A 34-year-old man has filed an $800,000 lawsuit against a Albany construction company, claiming the owner fired him after he refused to attend weekly Bible study.
Ryan Coleman’s lawsuit states that he discovered only after he was hired as a painter for Dahled Up Construction that the job entailed more than just fixing up homes. According to Coleman and his lawsuit, owner Joel Dahl told him all employees were required to partake in regular Bible study sessions led by a Christian pastor during the work day, while on the clock.
Coleman told Dahl that the requirement was illegal, but Dahl wouldn’t budge, according to the lawsuit. In order to keep his job, Coleman obliged for nearly six months but ultimately told Dahl he couldn’t go, the suit says.
“I said ‘I’ve kept an open mind, and it’s just not my thing.’ And he said, ‘Well, I’m going to have to replace you,'” Coleman told The Oregonian/OregonLive.
“He said ‘You’re not going to tell me how to run my own company,’” Coleman continued. “I said ‘I’m not trying to tell you how to run your own company, but you’re not going to tell me what god to pray to.’”
Coleman said his religious beliefs are indigenous: He’s half Caucasian and half Native American, with Cherokee and Blackfoot heritage.
Coleman worked for the small construction company from October 2017 to this past April, when he was fired, the suit states.

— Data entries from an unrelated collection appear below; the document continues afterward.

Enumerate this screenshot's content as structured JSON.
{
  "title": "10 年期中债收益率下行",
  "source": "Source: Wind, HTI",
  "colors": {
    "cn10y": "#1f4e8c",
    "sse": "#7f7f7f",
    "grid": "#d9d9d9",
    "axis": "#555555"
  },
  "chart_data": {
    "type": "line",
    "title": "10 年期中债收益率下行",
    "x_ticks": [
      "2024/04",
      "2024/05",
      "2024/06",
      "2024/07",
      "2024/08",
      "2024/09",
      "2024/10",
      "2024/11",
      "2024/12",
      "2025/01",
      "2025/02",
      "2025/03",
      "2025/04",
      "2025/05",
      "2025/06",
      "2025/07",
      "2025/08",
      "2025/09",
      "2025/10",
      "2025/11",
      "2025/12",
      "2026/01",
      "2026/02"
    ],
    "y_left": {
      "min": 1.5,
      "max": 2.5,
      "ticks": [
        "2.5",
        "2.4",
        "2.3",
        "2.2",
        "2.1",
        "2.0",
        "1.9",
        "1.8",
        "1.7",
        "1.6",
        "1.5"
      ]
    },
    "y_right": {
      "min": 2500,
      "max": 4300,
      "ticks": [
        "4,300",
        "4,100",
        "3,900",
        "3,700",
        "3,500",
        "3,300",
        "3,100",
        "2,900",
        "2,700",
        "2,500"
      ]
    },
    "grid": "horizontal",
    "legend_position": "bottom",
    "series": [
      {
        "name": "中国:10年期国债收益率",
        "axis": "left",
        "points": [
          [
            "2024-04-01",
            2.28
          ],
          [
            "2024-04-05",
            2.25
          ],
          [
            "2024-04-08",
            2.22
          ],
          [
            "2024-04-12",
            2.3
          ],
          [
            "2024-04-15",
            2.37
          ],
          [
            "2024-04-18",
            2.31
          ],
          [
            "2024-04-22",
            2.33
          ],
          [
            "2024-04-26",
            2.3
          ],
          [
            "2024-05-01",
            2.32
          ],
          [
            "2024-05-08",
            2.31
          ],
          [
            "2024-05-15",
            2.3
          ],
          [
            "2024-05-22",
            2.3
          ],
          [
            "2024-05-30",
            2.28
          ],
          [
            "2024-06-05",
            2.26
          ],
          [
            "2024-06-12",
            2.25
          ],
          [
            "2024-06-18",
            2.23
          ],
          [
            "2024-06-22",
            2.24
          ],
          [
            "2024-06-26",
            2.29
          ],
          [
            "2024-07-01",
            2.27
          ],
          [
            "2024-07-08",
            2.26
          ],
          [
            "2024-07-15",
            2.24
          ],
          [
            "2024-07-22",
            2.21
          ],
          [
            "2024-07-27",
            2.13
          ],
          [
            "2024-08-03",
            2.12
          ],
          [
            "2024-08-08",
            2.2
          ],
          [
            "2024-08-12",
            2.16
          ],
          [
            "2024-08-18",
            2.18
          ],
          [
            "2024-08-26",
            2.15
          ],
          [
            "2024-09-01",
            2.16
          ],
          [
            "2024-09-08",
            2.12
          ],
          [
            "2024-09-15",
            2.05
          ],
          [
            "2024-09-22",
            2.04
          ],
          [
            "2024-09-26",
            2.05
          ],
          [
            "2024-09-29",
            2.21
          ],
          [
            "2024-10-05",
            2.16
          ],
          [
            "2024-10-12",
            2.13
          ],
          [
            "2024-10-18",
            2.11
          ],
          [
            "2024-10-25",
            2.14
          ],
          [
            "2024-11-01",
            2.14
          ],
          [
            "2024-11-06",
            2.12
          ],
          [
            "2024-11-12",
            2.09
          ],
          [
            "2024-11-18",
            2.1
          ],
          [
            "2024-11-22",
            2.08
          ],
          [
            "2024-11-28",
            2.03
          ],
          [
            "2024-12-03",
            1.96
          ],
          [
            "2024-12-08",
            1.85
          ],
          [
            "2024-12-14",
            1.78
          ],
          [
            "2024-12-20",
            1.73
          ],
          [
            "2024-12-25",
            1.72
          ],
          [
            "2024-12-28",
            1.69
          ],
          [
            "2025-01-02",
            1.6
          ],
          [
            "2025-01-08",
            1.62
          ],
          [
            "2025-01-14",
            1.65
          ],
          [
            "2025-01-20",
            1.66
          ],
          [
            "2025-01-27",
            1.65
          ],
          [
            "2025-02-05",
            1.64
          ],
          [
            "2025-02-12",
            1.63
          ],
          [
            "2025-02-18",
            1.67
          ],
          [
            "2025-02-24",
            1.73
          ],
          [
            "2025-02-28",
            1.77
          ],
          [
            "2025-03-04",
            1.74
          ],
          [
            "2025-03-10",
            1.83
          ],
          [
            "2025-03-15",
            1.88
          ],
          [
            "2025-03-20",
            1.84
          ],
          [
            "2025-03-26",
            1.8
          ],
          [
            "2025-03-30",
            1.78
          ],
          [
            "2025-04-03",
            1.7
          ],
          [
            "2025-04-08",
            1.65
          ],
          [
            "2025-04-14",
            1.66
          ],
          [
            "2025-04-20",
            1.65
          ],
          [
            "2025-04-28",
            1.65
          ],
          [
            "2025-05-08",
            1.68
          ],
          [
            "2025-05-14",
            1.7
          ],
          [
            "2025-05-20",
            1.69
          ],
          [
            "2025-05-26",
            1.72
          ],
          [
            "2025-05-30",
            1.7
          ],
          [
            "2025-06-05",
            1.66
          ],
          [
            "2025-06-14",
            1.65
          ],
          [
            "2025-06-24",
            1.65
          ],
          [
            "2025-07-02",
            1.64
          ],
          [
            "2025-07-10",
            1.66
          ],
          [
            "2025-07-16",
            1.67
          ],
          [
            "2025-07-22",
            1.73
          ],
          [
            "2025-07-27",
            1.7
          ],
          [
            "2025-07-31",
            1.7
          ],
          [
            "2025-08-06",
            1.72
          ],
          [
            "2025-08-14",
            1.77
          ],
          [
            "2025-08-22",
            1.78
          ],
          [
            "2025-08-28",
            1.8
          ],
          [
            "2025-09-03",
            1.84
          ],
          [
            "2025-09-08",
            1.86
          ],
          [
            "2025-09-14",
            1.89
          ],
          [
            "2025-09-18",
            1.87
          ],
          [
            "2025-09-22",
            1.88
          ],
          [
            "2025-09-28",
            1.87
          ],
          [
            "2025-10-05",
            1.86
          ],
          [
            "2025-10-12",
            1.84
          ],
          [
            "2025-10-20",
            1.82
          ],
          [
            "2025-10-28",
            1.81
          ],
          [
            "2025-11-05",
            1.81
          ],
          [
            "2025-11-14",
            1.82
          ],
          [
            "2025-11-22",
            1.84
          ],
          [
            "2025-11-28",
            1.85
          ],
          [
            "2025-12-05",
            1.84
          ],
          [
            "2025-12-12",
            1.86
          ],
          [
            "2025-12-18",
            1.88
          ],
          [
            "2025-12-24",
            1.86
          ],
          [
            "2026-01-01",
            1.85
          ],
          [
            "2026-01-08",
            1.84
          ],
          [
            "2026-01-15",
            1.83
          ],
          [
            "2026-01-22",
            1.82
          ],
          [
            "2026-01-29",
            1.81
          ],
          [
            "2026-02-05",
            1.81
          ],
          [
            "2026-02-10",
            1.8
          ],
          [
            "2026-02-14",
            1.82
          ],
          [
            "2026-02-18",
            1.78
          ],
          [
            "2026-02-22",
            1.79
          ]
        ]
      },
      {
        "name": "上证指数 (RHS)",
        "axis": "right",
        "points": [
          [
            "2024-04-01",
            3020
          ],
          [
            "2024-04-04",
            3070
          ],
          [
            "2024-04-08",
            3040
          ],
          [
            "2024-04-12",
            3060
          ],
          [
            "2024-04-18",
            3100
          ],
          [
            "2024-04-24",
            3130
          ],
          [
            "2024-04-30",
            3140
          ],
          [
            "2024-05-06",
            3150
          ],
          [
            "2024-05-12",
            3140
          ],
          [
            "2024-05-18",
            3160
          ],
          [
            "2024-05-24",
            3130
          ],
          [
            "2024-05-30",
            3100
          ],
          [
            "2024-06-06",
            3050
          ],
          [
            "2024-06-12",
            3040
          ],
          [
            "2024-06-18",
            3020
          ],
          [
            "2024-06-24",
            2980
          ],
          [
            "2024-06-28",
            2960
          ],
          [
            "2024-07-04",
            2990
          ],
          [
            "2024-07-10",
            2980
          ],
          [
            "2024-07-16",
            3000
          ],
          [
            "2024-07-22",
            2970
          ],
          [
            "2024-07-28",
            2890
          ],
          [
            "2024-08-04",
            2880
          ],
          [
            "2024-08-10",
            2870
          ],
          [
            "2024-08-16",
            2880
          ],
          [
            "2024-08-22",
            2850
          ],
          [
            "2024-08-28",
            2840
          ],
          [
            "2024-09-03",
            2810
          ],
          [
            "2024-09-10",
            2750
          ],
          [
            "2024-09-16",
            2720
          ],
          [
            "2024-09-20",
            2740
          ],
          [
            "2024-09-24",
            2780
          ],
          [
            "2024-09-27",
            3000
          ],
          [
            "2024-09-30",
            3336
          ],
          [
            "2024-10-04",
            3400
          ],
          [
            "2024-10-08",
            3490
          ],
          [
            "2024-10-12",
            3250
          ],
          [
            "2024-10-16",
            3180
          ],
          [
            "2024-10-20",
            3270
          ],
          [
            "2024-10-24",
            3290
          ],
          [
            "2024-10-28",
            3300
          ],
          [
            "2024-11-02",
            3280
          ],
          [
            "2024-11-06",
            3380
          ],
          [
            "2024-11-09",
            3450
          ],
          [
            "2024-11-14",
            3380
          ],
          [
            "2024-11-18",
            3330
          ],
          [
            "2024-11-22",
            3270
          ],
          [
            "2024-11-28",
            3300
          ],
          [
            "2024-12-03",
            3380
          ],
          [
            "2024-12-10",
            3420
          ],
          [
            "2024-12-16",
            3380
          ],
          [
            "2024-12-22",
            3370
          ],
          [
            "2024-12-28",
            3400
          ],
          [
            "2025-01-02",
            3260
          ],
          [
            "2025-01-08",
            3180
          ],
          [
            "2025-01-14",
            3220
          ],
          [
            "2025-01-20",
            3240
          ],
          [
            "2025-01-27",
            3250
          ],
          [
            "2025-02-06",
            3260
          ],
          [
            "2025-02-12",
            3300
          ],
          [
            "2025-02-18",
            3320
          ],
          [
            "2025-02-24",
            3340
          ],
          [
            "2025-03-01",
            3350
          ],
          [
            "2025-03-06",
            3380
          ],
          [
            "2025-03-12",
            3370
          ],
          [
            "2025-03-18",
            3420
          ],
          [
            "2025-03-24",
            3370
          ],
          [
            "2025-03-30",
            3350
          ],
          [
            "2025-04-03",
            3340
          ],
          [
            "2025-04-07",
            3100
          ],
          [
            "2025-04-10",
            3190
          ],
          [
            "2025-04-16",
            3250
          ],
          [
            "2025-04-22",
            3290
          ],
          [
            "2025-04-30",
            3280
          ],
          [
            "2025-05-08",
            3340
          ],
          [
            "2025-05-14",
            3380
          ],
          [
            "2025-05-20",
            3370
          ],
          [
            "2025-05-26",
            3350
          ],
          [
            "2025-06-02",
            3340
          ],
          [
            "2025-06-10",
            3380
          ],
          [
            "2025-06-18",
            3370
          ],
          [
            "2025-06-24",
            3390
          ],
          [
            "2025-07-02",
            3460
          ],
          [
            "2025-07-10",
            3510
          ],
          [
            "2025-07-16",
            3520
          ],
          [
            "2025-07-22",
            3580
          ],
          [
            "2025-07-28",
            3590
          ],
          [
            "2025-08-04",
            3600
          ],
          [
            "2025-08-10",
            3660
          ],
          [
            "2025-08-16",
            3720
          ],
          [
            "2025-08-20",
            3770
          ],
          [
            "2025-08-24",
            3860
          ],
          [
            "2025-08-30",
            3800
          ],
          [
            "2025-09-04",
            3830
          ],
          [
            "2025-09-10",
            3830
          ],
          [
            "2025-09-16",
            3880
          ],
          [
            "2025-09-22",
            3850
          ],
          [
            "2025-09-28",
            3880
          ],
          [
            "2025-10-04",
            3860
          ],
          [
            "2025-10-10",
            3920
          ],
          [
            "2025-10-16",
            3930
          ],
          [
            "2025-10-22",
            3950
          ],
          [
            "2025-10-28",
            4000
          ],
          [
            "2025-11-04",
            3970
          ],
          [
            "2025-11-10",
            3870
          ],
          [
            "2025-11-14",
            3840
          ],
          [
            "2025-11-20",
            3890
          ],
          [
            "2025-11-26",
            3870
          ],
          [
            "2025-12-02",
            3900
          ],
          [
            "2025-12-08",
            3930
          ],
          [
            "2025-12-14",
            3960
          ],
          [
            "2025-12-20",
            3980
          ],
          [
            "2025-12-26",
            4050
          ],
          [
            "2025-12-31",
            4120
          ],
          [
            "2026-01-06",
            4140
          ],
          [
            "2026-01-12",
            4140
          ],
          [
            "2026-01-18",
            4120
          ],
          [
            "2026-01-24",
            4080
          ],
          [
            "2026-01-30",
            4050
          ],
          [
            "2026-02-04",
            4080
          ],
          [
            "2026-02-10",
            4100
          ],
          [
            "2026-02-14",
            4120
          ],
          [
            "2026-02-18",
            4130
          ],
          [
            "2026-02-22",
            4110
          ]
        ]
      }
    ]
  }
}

“This is so illegal,” said Corinne Schram, a Portland attorney representing Coleman. “Unless you are a religious organization like a church, you cannot force your employees to participate in religious activities.”
Dahl's Albany attorney, Kent Hickam, doesn't dispute that Dahl requires all of his employees to attend Bible study, but says it’s legal because Dahl pays them to attend.
“Mr. Dahl feels that it’s unfortunate that he (Coleman) is now trying to exploit Mr. Dahl’s honorable intentions for unjustified financial gain,” Hickman said.